The goal of the Patient Protection and Affordable Care Act (ACA) was to expand comprehensive health insurance coverage, a goal that many forecasting organizations predicted it would meet. Recent data show, however, that forecasters overestimated total exchange enrollment, the share of higher-income individuals enrolling, and the general health of those who did enroll. The plans offered on ACA exchanges are not attractive to a large number of uninsured, especially the relatively young and healthy individuals needed to make the ACA’s complicated regulatory structure work.

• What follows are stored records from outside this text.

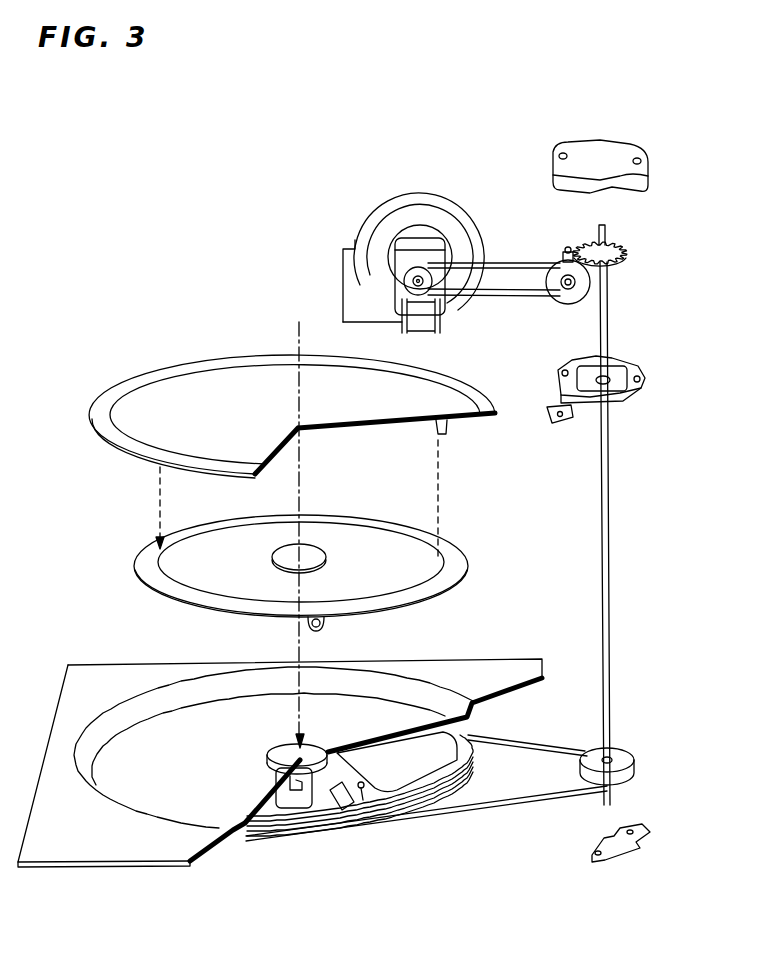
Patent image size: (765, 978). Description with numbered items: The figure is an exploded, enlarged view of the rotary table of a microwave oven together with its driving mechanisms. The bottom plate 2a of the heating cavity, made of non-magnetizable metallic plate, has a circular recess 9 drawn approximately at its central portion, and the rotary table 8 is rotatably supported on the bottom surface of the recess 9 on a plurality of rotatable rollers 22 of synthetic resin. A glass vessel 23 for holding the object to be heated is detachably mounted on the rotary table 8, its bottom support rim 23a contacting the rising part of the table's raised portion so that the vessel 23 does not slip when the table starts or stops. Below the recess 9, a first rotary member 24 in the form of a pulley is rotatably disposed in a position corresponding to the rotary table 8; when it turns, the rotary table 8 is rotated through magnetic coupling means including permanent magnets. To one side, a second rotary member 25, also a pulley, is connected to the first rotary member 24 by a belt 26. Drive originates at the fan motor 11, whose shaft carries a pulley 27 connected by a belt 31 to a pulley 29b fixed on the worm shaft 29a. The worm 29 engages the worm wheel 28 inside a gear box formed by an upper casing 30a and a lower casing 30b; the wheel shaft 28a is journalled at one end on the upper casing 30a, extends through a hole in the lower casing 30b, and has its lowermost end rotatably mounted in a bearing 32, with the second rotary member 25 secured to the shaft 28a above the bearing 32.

The fan motor 11 is at (415, 243).
The belt 31 is at (490, 238).
The pulley 27 is at (404, 279).
The worm 29 is at (565, 250).
The worm shaft 29a is at (566, 292).
The pulley 29b is at (530, 298).
The worm wheel 28 is at (617, 248).
The wheel shaft 28a is at (609, 305).
The upper casing 30a is at (616, 152).
The lower casing 30b is at (636, 397).
The vessel 23 is at (105, 442).
The bottom support rim 23a is at (444, 434).
The rotary table 8 is at (153, 580).
The rotatable rollers 22 is at (326, 623).
The bottom plate 2a is at (93, 845).
The circular recess 9 is at (192, 778).
The first rotary member 24 is at (393, 803).
The second rotary member 25 is at (628, 758).
The belt 26 is at (512, 803).
The bearing 32 is at (610, 862).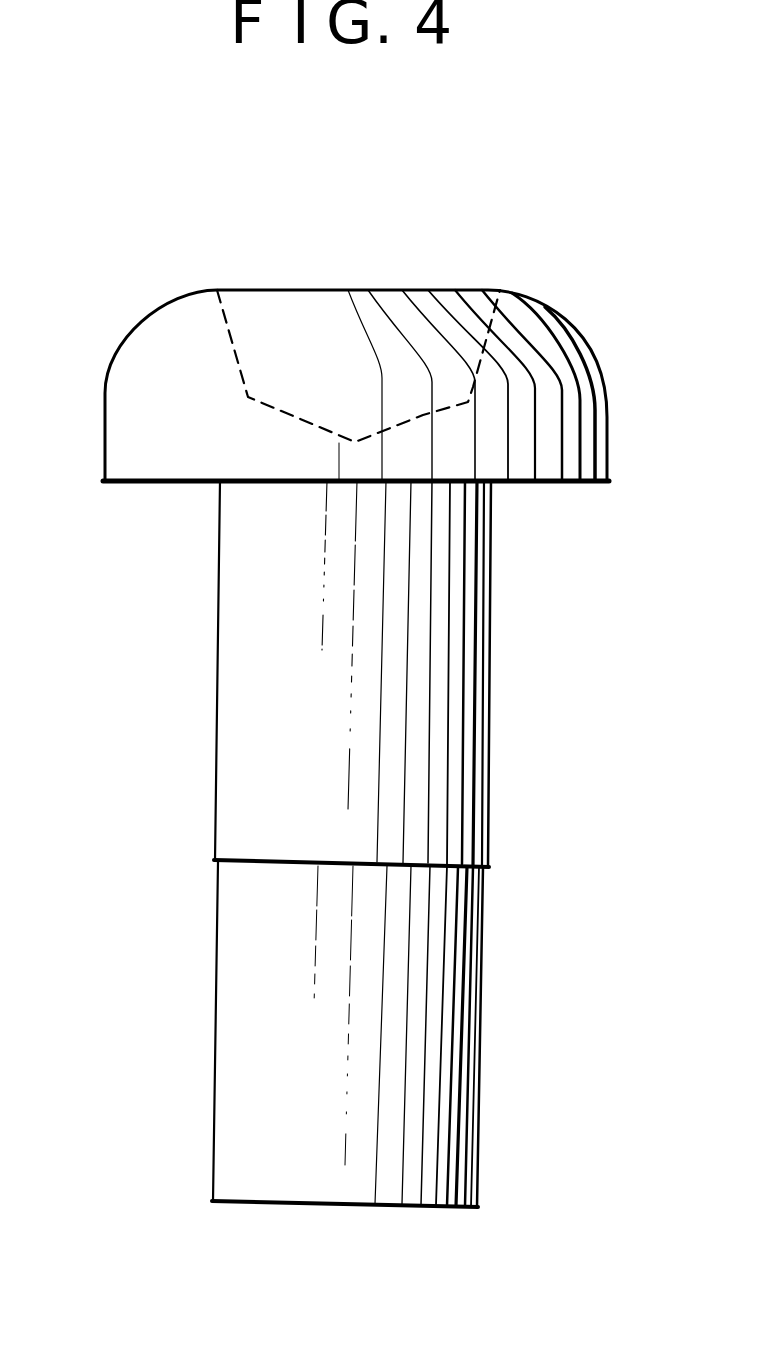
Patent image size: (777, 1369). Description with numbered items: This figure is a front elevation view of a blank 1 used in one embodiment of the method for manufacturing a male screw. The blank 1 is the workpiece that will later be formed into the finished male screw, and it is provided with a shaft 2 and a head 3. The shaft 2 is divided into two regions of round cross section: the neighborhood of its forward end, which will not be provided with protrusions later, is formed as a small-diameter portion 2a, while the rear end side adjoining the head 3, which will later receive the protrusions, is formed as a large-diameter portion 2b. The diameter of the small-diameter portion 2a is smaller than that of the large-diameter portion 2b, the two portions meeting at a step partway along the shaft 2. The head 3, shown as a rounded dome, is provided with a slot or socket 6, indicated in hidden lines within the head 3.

The blank 1 is at (152, 264).
The shaft 2 is at (232, 790).
The small-diameter portion 2a is at (478, 1038).
The large-diameter portion 2b is at (490, 672).
The head 3 is at (583, 358).
The slot or socket 6 is at (423, 415).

A new study for the Mercatus Center at George Mason University examines the reasons behind the ACA exchanges’ failure to meet widespread expectations. The study explains the likely impact of this failure on health insurance prices and risk pool stability, bringing into question the law’s future prospects of survival without significant revisions.
- Enrollment figures fell short of projections. Initial Congressional Budget Office (CBO) projections overestimated the number of 2014 enrollees by 2.5 million and 2015 enrollees by 3.5 million, and other forecasting organizations overestimated by even more.
- Enrollment of all but the near-poor is far below projections. Individuals and families earning more than 200 percent of the federal poverty line, who do not qualify for subsidies that significantly reduce high exchange plan deductibles, are largely shunning exchange plans.
- The individual mandate failed to motivate as many uninsured to enroll as predicted. Projections assumed that a large noneconomic motivation to conform to a social norm of having insurance would motivate people to comply with the mandate, but financial incentives to remain uninsured appear to be dominating insurance decision-making for the middle class.
- The pool of enrollees is sicker and more costly than projected. Despite an $8 billion subsidy to cover most of the cost of their expensive enrollees, in 2014 insurers suffered losses equivalent to about 12 percent of the premiums of ACA plans (plans satisfying the law’s new rules and requirements). Insurers are increasing premiums, raising deductibles, and narrowing provider networks in response to unexpectedly large losses on ACA plans.
As Congress was debating the ACA in March 2010, CBO released initial projections of ACA exchange enrollment. They were followed by more optimistic projections by the Centers for Medicare and Medicaid Services and RAND Corporation later that year. The three-year projections are displayed in table 1.
In July 2012, CBO revised its estimates slightly upward following the Supreme Court’s ruling that Medicaid expansion would be at the option of the states, which meant more people just above the poverty line gained eligibility for subsidized exchange plans. Following the initial failures of HealthCare.gov, CBO revised its projections downward, and has repeatedly downgraded its estimates over the past three years. However, data from the Department of Health and Human Services show that even the downgraded estimates are overly optimistic. Table 2 shows CBO projections over time and compares them with actual enrollment data.
Low enrollment figures have been driven, in large part, by the exchange plans’ failure to attract middle-class uninsured people. Most recently, CBO projected 3 million unsubsidized enrollees in 2015, when in fact there were only 1.6 million. In early 2015, the Urban Institute estimated that 25 percent of enrollees in 2016 would be earning more than 400 percent of the federal poverty line; at the end of the 2015 open enrollment period, only 2 percent of enrollees fell into that income class. Most strikingly, only 2 percent of eligible individuals earning more than 400 percent of the federal poverty line chose to purchase exchange plans.
A contributing factor to these forecasting errors was the assumption that the individual mandate would be a more effective tool than it has been thus far. Several forecasting organizations assumed a large noneconomic motivation to conform to laws and to a new social norm for having health insurance. However, a recent study found that most households above 200 percent of the poverty line would be financially better off forgoing ACA insurance for economic reasons, an effect that appears to be dominating decision-making more than any noneconomic desire to conform to the mandate. Moreover, numerous exemptions to the mandate allow people with a broad range of financial difficulties to remain uninsured and not pay the penalty.
HIGH-COST RISK POOL
Early results from the risk corridor program, an ACA-created profit- and loss-sharing program between insurers, show significant losses for insurance companies selling ACA plans. Specifically, profitable insurers owed $360 million, while unprofitable insurers filed claims for $2.9 billion, a shortfall of $2.5 billion. The risk corridor data indicate that insurers’ 2014 losses on ACA plans equaled about 12 percent of the premiums collected.
The performance of the risk corridor program falls short of CBO projections and reflects a significantly sicker (and thus more expensive) pool of enrollees than originally expected. The sicker-than-expected risk pool, together with the phase-out of a large back-end subsidy program to offset insurers’ costs for the most expensive enrollees, is already translating into plans with higher premiums, higher deductibles, and narrower networks. These changes will make ACA plans look even less attractive to the relatively healthy uninsured, creating conditions for an adverse-selection “death spiral” in the individual market.